This is a final exam question in my algorithms class:
$k$ is a taxicab number if $k = a^3+b^3=c^3+d^3$, $a,b,c,d$ are distinct positive integers. Find all taxicab number $k$ such that $a,b,c,d < n$ in $O(n)$ time.
I don't know if the problem had a typo or not, because $O(n^3)$ seems more reasonable. The best I can come up with is $O(n^2 \log n)$, and that's the best anyone I know can come up with.
The $O(n^2 \log n)$ algorithm:
Try all possible $a^3+b^3=k$ pairs, for each $k$, store $(k,1)$ into a binary tree(indexed by $k$) if $(k,i)$ doesn't exist, if $(k,i)$ exists, replace $(k,i)$ with $(k,i+1)$
Transverse the binary tree, output all $(k,i)$ where $i\geq 2$
Are there any faster methods? This should be the best possible method without using any number theoretical result because the program might output $O(n^2)$ taxicab numbers.

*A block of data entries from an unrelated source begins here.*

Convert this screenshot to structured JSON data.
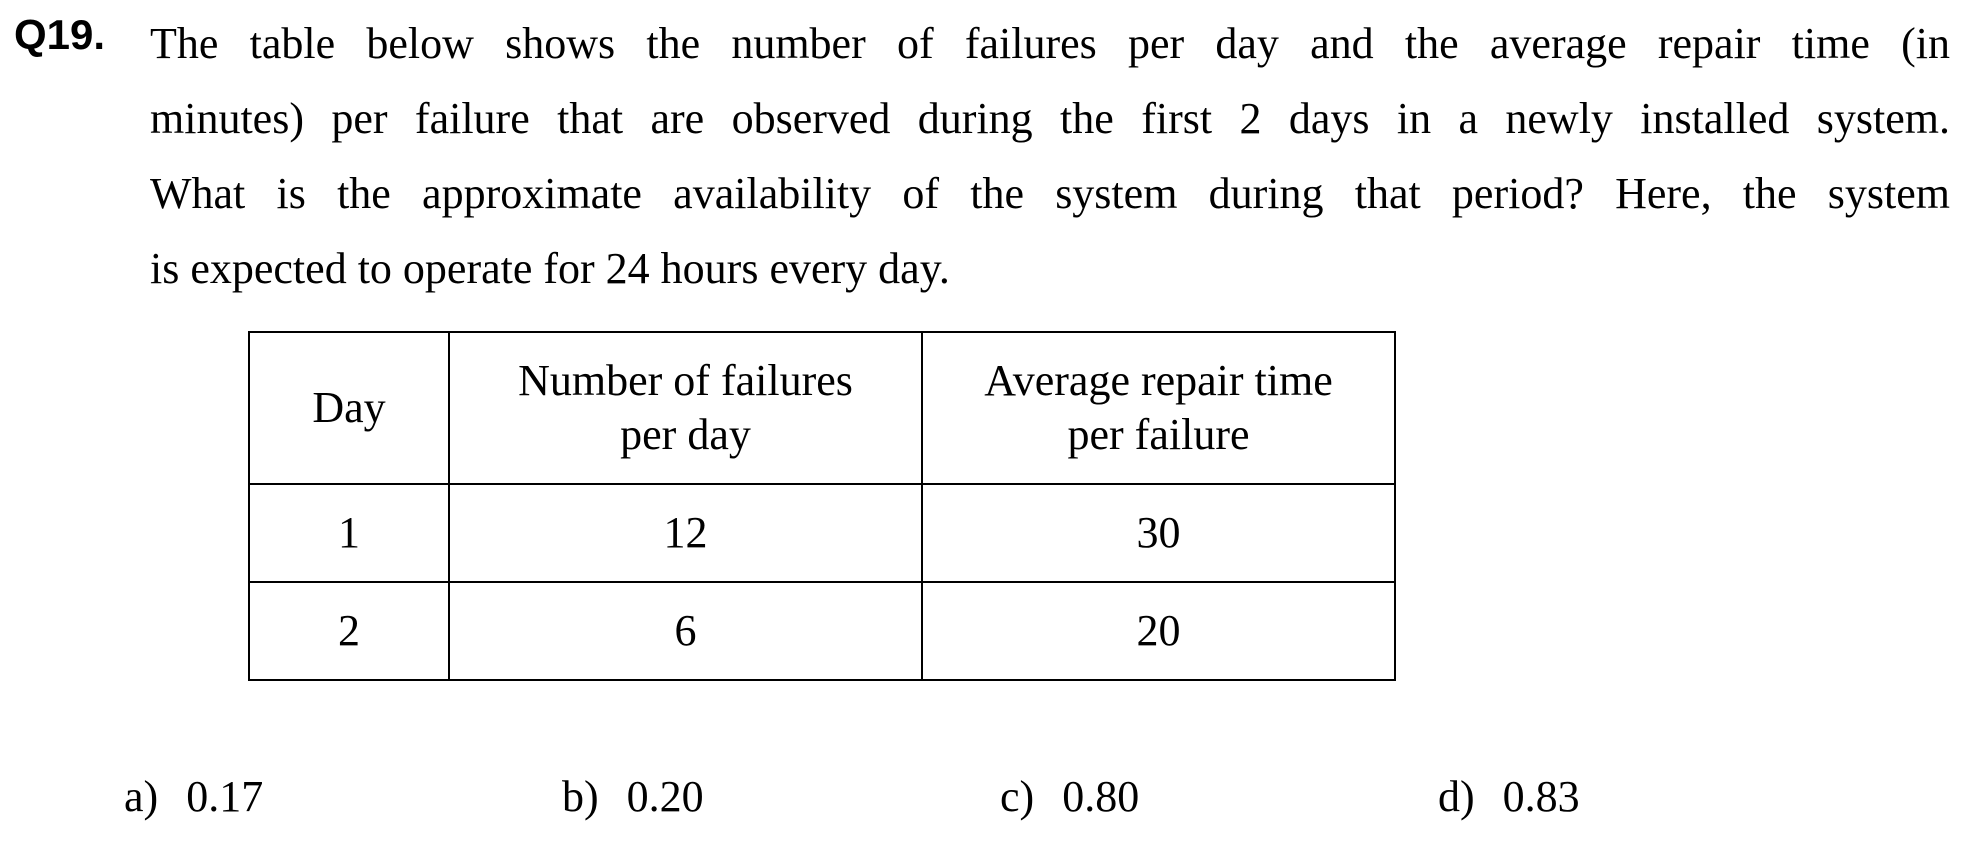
{
  "question": {
    "number": "Q19.",
    "lines": [
      "The table below shows the number of failures per day and the average repair time (in",
      "minutes) per failure that are observed during the first 2 days in a newly installed system.",
      "What is the approximate availability of the system during that period?   Here, the system",
      "is expected to operate for 24 hours every day."
    ]
  },
  "table": {
    "headers": {
      "day": "Day",
      "failures_line1": "Number of failures",
      "failures_line2": "per day",
      "repair_line1": "Average repair time",
      "repair_line2": "per failure"
    },
    "rows": [
      {
        "day": "1",
        "failures": "12",
        "repair_time": "30"
      },
      {
        "day": "2",
        "failures": "6",
        "repair_time": "20"
      }
    ]
  },
  "choices": [
    {
      "letter": "a)",
      "value": "0.17"
    },
    {
      "letter": "b)",
      "value": "0.20"
    },
    {
      "letter": "c)",
      "value": "0.80"
    },
    {
      "letter": "d)",
      "value": "0.83"
    }
  ]
}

Is $O(n)$ even possible? One have to prove there are only $O(n)$ taxicab numbers lesser than $2n^3$ in order to prove there exist a $O(n)$ algorithm.
Edit: The professor admit it was a typo, it should have been $O(n^3)$. I'm happy he made the typo, since the answer Tomer Vromen suggested is amazing.